The non Geo side of Kefi
Finance plan targets ≈ 10% of capex to be equity funded sounds good, many mining companies would bite your hand off for that kind of deal but $143M so 8.42 mill pounds which is a lot compared to the market cap. Plus countries and organisations are lining up to throw money at Ethiopia (which is why the lack of progress at Nyota was so frustrating) and TK is looking increasingly fantastic. In these circumstances why not go for no dilution?
Yes Kefi would have to pay back more money and probably at a higher rate but if the potential dilution was eliminated people who are sitting on the sidelines to see what kind of deal Harry is likely to get would pile in here. It may seem a bit ungrateful after Harry outmanoeuvred Centamin to get TK in the first place but if he cannot get a deal that does not hammer shareholders maybe Kefi should get someone on board who can.

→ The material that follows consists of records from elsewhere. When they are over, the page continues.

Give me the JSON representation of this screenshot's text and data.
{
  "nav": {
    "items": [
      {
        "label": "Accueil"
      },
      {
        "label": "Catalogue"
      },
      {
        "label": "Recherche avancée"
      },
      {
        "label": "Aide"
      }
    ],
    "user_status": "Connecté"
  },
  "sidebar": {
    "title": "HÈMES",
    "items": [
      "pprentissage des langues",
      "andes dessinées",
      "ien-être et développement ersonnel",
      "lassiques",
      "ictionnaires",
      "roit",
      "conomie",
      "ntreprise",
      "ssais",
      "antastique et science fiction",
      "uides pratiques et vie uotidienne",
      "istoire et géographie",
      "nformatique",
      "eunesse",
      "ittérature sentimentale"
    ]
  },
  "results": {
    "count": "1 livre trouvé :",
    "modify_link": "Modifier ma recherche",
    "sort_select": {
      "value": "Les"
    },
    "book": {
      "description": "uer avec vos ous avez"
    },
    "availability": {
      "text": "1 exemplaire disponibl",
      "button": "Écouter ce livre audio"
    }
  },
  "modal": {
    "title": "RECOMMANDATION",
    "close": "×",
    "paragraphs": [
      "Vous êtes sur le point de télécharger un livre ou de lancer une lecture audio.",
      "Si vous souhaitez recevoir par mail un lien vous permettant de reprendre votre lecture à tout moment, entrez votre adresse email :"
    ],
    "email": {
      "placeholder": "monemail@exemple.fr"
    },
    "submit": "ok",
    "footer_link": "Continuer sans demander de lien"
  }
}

See above plus does not help that PR and marketing mistakes are still happening AGM statement a mess really maybe all such things should be read out to average Joe to see how they are likely to go down. If Kefi had got its message across effectively enough (with its underlying strengths) the share price would likely be sitting around three or four times its present level. Then possible dilution would be a lot less painful.
The fact that NWB PColman and others have to keep asking questions is okay but is evidence that Kefi is still not getting its message across effectively even though more efforts have been made in this area.
So overall things are better than they seem AGM was always likely to be a bit of a damp squib with most of info in the public domain worries over the Saudi side, and an underperforming share price.
Club have a chew over the presentation especially the bits about TK it might cheer you up.